Outra fonte, o site independentista Chechenpress.com, assegura, contudo, que Maskhadov não foi morto nem ontem nem por soldados russos, mas sim no domingo pelas milícias de Kadyrov - que, consumada uma espécie de vingança pela morte do pai, atribuída aos rebeldes, aceitara que Moscovo recolhesse os "louros" da operação.
Quem o matou será, em todo o caso, condecorado, assegurou o Presidente russo, Vladimir Putin, que pediu expressamente à hierarquia militar para ser informado dos respectivos nomes.
"bandidos". Confirmando a morte "em combate do líder independentista, Akhmed Zakaiev, emissário no estrangeiro de Aslan Maskhadov, garantiu, contra ventos e marés, "a resistência vai continuar". E quem suceder ao antigo oficial do Exército soviético "terá uma única tarefa permanecer fiel ao nosso governo".
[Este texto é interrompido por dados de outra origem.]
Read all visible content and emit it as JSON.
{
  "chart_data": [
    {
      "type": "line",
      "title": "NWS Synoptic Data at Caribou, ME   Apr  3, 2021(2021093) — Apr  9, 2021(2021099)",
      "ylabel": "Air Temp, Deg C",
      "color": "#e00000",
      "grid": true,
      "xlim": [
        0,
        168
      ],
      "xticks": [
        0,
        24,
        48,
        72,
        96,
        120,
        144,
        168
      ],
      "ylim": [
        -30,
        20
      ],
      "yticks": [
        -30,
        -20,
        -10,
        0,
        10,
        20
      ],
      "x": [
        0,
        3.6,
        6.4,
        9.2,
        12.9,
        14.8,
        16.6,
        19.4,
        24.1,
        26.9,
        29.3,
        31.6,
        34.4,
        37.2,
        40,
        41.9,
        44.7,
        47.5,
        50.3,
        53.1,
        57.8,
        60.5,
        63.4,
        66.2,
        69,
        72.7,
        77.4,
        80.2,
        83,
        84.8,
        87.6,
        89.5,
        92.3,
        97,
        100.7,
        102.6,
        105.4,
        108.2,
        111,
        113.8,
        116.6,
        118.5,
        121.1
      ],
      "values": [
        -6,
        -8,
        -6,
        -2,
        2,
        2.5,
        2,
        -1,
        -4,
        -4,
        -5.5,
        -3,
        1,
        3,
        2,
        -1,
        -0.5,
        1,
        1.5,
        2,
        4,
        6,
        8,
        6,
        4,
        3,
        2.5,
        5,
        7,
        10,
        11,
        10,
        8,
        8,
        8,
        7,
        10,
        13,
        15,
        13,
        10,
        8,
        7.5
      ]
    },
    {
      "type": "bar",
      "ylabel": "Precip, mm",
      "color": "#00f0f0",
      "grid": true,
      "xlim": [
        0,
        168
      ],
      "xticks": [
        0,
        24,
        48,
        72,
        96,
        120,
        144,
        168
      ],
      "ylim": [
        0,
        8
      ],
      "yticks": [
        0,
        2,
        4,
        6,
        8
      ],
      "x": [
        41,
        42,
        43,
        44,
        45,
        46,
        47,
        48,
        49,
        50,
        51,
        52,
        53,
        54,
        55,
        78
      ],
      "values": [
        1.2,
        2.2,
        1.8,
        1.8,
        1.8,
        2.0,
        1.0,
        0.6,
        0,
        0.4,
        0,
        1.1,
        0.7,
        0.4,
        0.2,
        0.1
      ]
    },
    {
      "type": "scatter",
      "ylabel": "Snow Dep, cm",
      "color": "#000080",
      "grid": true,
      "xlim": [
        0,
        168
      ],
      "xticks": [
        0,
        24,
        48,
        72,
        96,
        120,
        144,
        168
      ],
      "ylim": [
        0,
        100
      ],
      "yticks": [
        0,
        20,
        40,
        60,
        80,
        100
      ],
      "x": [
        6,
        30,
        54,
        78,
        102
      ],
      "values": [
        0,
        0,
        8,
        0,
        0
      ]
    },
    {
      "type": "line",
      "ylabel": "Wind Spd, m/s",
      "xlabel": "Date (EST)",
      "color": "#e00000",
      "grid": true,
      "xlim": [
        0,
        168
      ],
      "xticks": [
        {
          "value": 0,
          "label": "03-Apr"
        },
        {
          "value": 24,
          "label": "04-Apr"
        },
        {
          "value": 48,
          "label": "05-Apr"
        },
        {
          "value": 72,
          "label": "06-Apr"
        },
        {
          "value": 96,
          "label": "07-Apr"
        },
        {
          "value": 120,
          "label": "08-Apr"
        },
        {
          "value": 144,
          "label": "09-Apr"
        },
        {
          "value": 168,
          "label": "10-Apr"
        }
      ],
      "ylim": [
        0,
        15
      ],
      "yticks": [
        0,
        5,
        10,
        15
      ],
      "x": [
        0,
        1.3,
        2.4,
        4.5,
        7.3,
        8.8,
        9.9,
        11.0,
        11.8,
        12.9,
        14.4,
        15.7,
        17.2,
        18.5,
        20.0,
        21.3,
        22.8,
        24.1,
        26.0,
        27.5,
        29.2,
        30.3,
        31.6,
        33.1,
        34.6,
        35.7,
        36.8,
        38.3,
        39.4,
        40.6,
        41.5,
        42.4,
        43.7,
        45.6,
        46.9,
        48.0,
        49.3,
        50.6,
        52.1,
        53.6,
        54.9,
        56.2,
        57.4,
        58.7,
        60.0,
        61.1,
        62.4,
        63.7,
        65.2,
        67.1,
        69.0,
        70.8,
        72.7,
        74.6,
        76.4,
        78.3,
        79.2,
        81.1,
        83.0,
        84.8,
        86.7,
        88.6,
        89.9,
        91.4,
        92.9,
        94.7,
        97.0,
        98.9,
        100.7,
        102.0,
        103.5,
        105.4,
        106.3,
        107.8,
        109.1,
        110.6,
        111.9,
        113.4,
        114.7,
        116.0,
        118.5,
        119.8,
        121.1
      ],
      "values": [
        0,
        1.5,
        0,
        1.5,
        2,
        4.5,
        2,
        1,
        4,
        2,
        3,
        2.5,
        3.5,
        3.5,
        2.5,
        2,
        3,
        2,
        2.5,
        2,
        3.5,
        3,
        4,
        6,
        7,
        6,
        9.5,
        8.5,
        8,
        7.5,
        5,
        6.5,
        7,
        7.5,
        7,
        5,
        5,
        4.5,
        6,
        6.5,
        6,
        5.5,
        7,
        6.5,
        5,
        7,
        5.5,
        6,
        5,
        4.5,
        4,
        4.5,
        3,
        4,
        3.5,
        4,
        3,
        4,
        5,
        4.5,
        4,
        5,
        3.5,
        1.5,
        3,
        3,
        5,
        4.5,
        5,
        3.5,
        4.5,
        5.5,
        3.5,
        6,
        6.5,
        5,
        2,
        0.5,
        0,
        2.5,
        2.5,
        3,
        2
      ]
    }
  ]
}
Tanto Moscovo, que se apressou a divulgar as imagens do cadáver na televisão, como Grozny fazem finca-pé na tese do "banditismo" checheno, susceptível de inviabilizar qualquer hipótese de diálogo. "Há ainda muito trabalho a fazer. Temos de redobrar os esforços para proteger a população da república e toda a Rússia dos bandidos", limitou-se a declarar Vladimir Putin. Mais eloquente, Taus Djabrailov, do Conselho de Estado da Chechénia, adiantou "Com a liquidação de Maskhadov, um golpe fatal foi desferido contra o que resta dos combatentes rebeldes. A sua morte anula os argumentos dos que insistiam em negociações com os separatistas ."
Djabrailov está convicto de que "com o desaparecimento de Maskhadov, a república vai reencontrar uma vida normal".
Os Estados Unidos, onde reside uma significativa comunidade chechena, não acolheram a notícia com grande agrado. O porta-voz da Casa Branca limitou-se a dizer "A nossa política não mudou. Pensamos que deve existir uma solução política para a situação na Chechénia e continuaremos a fazer valer este ponto de vista."
A diáspora chechena teme o pior o radicalismo islâmico levado às últimas consequências por rebeldes que se suspeita contarem com o apoio da Al-Qaeda.